19. At this stage of the proceedings, it can be left open whether or not the restrictions on competition which are referred to in paragraph 13 (d) fulfil the requirements for an exemption.
In any event, Clause 2.2 of the notified agreement (paragraphs 5 and 13 (b) and (c)) does not meet the requirements for exemption for the following reasons:
(a) Even on the assumption that specialization of manufacturing activities and joint research and development of new products are in principle likely to contribute to improving production, the obligations of each party not to grant licences, or to produce or to sell directly in the other's country cannot contribute to such a development. The question whether the provisions contained in Clause 2.2 are indispensable to the attainment of such benefits does not therefore arise.
(b) In any event, consumers cannot draw any kind of benefit from the territorial allocation of the manufacturing and marketing activities of the parties. The parties themselves are the sole effective beneficiaries of the agreed partitioning of the market.

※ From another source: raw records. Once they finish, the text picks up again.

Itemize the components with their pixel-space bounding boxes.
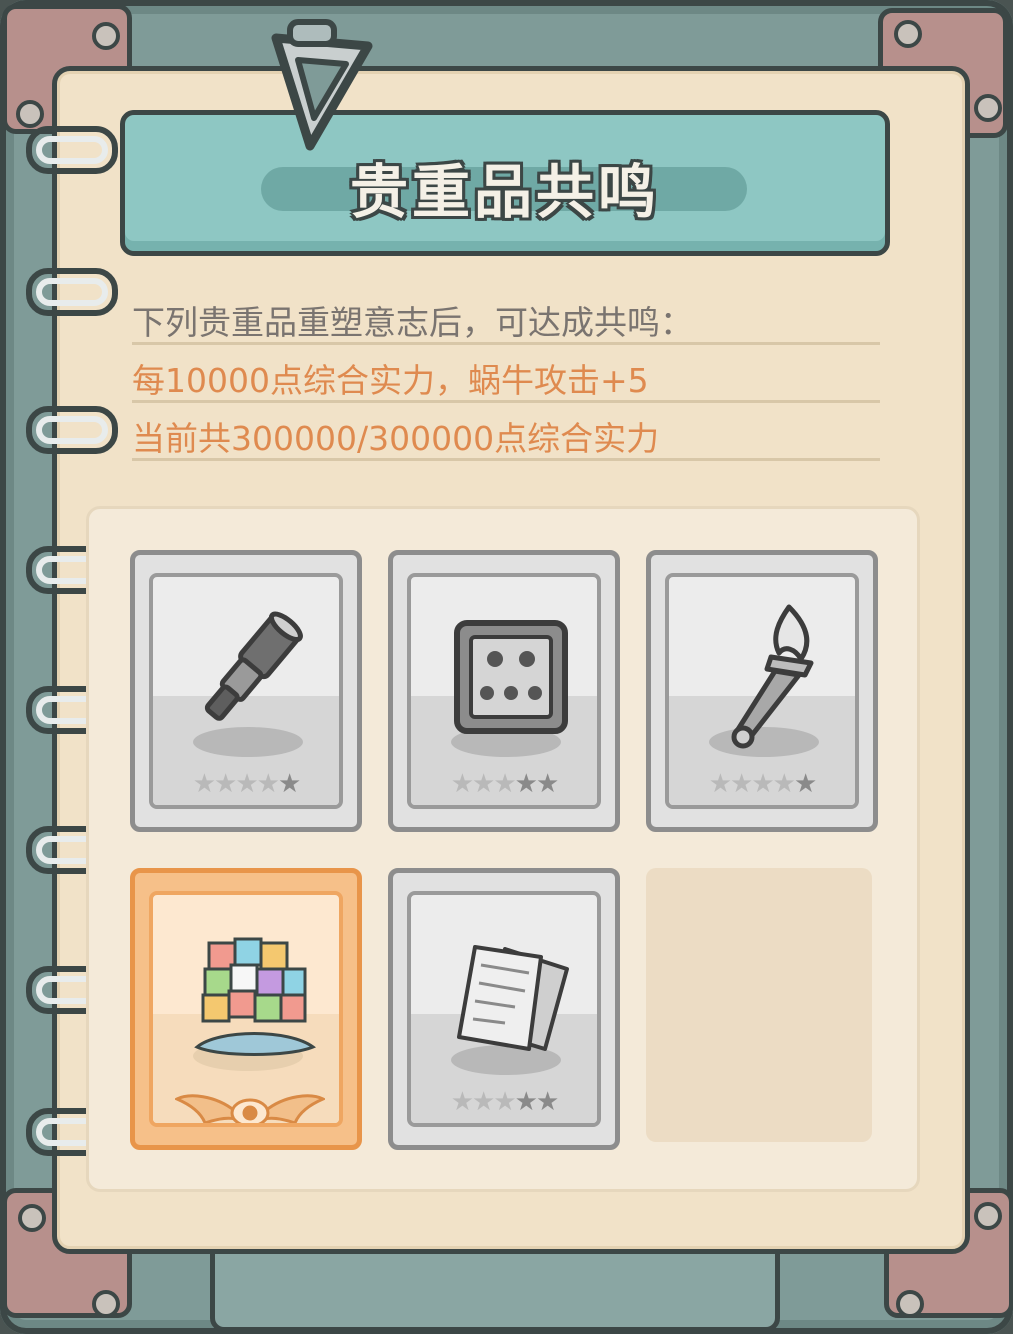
ruled-line <box>132 342 880 345</box>
star-filled-icon: ★ <box>450 769 474 799</box>
star-filled-icon: ★ <box>192 769 216 799</box>
star-filled-icon: ★ <box>235 769 258 799</box>
bolt <box>894 20 922 48</box>
star-filled-icon: ★ <box>493 1087 516 1117</box>
bolt <box>92 22 120 50</box>
star-filled-icon: ★ <box>256 769 280 799</box>
star-filled-icon: ★ <box>472 1087 495 1117</box>
star-filled-icon: ★ <box>472 769 495 799</box>
star-filled-icon: ★ <box>708 769 732 799</box>
ruled-line <box>132 458 880 461</box>
item-card-beetle-box[interactable]: ★★★★★ <box>388 550 620 832</box>
torch-icon <box>731 604 814 749</box>
star-empty-icon: ★ <box>793 769 817 799</box>
star-empty-icon: ★ <box>277 769 301 799</box>
bolt <box>974 94 1002 122</box>
title-banner: 贵重品共鸣 <box>120 110 890 256</box>
star-filled-icon: ★ <box>450 1087 474 1117</box>
star-rating: ★★★★★ <box>689 769 835 799</box>
star-filled-icon: ★ <box>751 769 774 799</box>
item-card-gem-cube[interactable] <box>130 868 362 1150</box>
bolt <box>16 100 44 128</box>
bolt <box>974 1202 1002 1230</box>
star-filled-icon: ★ <box>214 769 237 799</box>
star-filled-icon: ★ <box>772 769 796 799</box>
item-card-spyglass[interactable]: ★★★★★ <box>130 550 362 832</box>
star-filled-icon: ★ <box>730 769 753 799</box>
ruled-line <box>132 400 880 403</box>
documents-icon <box>457 945 569 1051</box>
winged-eye-icon <box>175 1094 325 1123</box>
item-card-torch[interactable]: ★★★★★ <box>646 550 878 832</box>
star-rating: ★★★★★ <box>173 769 319 799</box>
hanger-clip-icon <box>271 19 373 151</box>
star-rating: ★★★★★ <box>431 1087 577 1117</box>
page-title: 贵重品共鸣 <box>349 158 660 226</box>
star-empty-icon: ★ <box>514 1087 538 1117</box>
spiral-ring <box>26 268 118 316</box>
star-empty-icon: ★ <box>535 769 559 799</box>
gem-cube-icon <box>194 937 317 1056</box>
item-card-documents[interactable]: ★★★★★ <box>388 868 620 1150</box>
description-line-3: 当前共300000/300000点综合实力 <box>132 419 660 458</box>
spiral-ring <box>26 126 118 174</box>
spiral-ring <box>26 406 118 454</box>
beetle-box-icon <box>454 620 568 734</box>
description-line-2: 每10000点综合实力，蜗牛攻击+5 <box>132 361 649 400</box>
star-empty-icon: ★ <box>535 1087 559 1117</box>
bolt <box>896 1290 924 1318</box>
star-filled-icon: ★ <box>493 769 516 799</box>
spyglass-icon <box>204 611 303 721</box>
bolt <box>92 1290 120 1318</box>
description-line-1: 下列贵重品重塑意志后，可达成共鸣： <box>132 303 693 342</box>
star-empty-icon: ★ <box>514 769 538 799</box>
empty-item-slot <box>646 868 872 1142</box>
star-rating: ★★★★★ <box>431 769 577 799</box>
bolt <box>18 1204 46 1232</box>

(c) Because of the limited number of other manufacturers of the products concerned, SNPE's and LEL's reservation to themselves of their respective home markets affords them the possibility of eliminating competition in respect of a substantial part of the products in question.
20. The relevant arguments of the parties, as outlined in paragraphs 15 and 16, do not displace the Commission's conclusion that the obligations of the parties as contained in Clause 2.2 of the agreement cannot benefit from the exempting provisions of Article 85 (1).
21. On a preliminary examination of the notified agreement, the provisions contained in Clause 2.2 do not satisfy the tests of exemption contained in Article 85 (3).
IV. APPLICATION OF ARTICLE 15 (6) OF REGULATION No 17
22. The infringement of Article 85 began with the conclusion of the agreement between SNPE and LEL on 23 February 1977. The sharing of markets is a particularly grave restriction having regard to the fundamental objectives of the EEC Treaty.
23. In accordance with Article 15 (6) of Regulation No 17 this Decision suspends, in respect of the obligations of the parties arising from Clause 2.2 of the agreement and in respect of like obligations, the immunity against the imposition of fines which normally results from the notification of an agreement,
HAS ADOPTED THIS DECISION:
Article 1
After preliminary examination under Article 15 (6) of Regulation No 17 the Commission considers that Article 85 (1) of the EEC Treaty applies to obligations of the nature contained in Clause 2.2 of the agreement made on 23 February 1977 between Société Nationale des Poudres et Explosifs and Leafields Engineering Limited, to the extent to which each party is prohibited from granting licences in respect of, or to produce or sell directly, specific products in the other party's country, and that the application of Article 85 (3) is not justified.
Article 2
This Decision is addressed to the following undertakings:
1. Société Nationale des Poudres et Explosifs, 12, quai Henri IV, F-75181 Paris Cedex 04 (France).
2. Leafields Engineering Limited, Leafield, Corsham, Wiltshire SNI 39SS (England).
(1) OJ No 13, 21.2.1962, p. 204-62.
(2) OJ No 127, 20.8.1963, p. 2268-63.